What I'm hearing from the storage administrators in the field is that from a management point of view, it only makes sense to boot their servers from the SAN.
"Imagine managing a retail Web site with hundreds of Dell Red Hat Linux servers," said one storage administrator who used to be a system administrator. "Then imagine having to deploy two hundred more just to handle the holiday load. We need this kind of change to happen with quality and as quickly and cost effectively as possible. And the best way to do this is by managing boot disks on the SAN." Ultimately, booting from the SAN is system cloning at its best.
Lack of standards
One thing is true: If the opportunity to boot from the SAN is proven useful, operational standards must be defined and abided by without exception. And trying to get different system administrators with different preferences and habits to agree on standardization is difficult.
However, I've seen it done with organizations that are serious about doing what is best for the company as a whole and not necessarily driven by individual desires.
One milestone on the path to booting from the SAN is for cooperating groups to agree to have the fewest number of boot images for their production and development servers. If a particular group of application servers need additional modifications above the standard install, then that request can be serviced with a post-execution script after the install has completed. Simplicity should be the goal here. In the end, you want to be able to do as I described above--recover a JumpStart-like server with standard Unix utilities and start snapping off boot disks.

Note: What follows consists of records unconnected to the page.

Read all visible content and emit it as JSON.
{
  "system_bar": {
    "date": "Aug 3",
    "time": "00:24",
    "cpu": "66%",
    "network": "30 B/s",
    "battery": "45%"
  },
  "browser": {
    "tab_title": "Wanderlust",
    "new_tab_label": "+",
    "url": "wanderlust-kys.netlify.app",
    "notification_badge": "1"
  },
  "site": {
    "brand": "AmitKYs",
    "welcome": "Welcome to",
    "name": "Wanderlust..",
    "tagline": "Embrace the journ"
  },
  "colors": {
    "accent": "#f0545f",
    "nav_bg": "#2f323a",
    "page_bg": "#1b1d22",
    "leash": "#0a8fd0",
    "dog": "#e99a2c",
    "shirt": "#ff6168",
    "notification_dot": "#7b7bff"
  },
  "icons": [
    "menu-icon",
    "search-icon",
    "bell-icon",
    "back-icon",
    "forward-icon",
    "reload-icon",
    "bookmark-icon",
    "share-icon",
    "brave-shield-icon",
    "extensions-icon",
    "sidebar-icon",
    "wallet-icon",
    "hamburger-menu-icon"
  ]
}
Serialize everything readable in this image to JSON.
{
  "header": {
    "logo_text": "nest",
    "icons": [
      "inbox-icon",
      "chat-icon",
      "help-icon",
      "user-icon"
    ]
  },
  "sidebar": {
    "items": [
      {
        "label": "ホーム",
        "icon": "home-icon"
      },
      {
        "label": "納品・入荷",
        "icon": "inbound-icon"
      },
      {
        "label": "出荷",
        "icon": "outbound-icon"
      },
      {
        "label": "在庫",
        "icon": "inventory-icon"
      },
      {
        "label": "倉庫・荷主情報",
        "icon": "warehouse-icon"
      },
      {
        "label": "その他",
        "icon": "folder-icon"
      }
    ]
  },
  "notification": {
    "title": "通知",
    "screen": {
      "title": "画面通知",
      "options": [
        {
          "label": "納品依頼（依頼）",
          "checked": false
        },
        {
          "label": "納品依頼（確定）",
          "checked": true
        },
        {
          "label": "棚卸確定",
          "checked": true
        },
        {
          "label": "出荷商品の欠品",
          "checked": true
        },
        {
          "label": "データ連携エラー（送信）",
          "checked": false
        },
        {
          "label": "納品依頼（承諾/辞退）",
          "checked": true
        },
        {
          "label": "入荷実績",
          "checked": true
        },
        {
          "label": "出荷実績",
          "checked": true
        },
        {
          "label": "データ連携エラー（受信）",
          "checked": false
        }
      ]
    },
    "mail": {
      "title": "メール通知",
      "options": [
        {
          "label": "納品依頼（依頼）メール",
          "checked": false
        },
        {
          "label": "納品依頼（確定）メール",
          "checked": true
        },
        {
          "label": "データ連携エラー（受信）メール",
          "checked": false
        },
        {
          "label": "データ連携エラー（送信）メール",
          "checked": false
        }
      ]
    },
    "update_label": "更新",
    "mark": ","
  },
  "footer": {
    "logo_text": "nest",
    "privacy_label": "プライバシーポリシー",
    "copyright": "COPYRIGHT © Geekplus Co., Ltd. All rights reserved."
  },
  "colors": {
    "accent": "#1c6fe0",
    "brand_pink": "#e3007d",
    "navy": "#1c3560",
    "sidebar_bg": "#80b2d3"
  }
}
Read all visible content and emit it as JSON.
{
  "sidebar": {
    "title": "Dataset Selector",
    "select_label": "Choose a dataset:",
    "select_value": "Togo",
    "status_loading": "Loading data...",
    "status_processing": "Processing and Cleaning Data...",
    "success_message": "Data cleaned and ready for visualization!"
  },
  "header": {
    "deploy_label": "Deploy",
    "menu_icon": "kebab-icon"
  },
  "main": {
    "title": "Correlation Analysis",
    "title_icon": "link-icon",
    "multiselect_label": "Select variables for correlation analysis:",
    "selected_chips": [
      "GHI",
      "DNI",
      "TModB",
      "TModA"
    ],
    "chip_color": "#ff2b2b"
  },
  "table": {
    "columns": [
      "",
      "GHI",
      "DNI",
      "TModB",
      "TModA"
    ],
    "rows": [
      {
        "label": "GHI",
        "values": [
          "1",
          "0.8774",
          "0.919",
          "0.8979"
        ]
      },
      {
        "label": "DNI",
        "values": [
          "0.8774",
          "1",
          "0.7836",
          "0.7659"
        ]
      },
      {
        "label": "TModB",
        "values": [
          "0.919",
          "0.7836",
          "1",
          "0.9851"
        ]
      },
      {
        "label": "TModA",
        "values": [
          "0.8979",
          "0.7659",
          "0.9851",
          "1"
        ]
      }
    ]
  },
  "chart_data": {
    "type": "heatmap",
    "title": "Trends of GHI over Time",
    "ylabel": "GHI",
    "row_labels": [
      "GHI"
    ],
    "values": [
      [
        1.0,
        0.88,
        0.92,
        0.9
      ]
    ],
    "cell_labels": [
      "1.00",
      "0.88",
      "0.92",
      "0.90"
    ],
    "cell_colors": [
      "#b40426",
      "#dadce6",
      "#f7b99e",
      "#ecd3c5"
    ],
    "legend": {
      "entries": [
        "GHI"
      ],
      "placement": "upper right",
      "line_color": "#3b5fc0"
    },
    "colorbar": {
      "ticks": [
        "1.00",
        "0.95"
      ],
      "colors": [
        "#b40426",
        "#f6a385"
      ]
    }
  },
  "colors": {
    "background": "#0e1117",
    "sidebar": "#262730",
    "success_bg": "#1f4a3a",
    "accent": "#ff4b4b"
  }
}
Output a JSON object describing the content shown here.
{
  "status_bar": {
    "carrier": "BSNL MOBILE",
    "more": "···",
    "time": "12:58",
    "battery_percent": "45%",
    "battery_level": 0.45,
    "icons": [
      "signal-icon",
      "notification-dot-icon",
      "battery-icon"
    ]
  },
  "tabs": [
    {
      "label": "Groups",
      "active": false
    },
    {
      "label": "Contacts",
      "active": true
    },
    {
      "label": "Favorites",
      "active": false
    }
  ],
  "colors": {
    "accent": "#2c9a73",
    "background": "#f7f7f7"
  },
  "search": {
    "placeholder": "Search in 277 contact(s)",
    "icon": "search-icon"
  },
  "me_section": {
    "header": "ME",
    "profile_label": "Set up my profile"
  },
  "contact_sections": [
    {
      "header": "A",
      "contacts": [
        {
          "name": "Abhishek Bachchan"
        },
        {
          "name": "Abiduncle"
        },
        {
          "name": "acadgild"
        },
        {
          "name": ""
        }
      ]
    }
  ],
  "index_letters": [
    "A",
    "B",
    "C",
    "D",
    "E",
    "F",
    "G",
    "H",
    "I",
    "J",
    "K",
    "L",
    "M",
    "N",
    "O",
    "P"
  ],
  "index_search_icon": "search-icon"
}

In order to provide the same minimum level of service across business units, standardization from the HBA to the storage port must be guaranteed. This helps to address the system administrators concern about the quality of the connection between the server and its boot disks. That means that the same hardware, driver and firmware revisions supporting the boot disk connections for one group of application servers must be present in all others. If individual system administrators' personal preferences for operating systems, HBAs or other configuration components are allowed, than no real standardization will be possible. On the other hand, standardizing on quality physical connections, stable device drivers and generally agreed upon configurations usually brings goodness to all corners of the organization, including the serving of boot images from the SAN.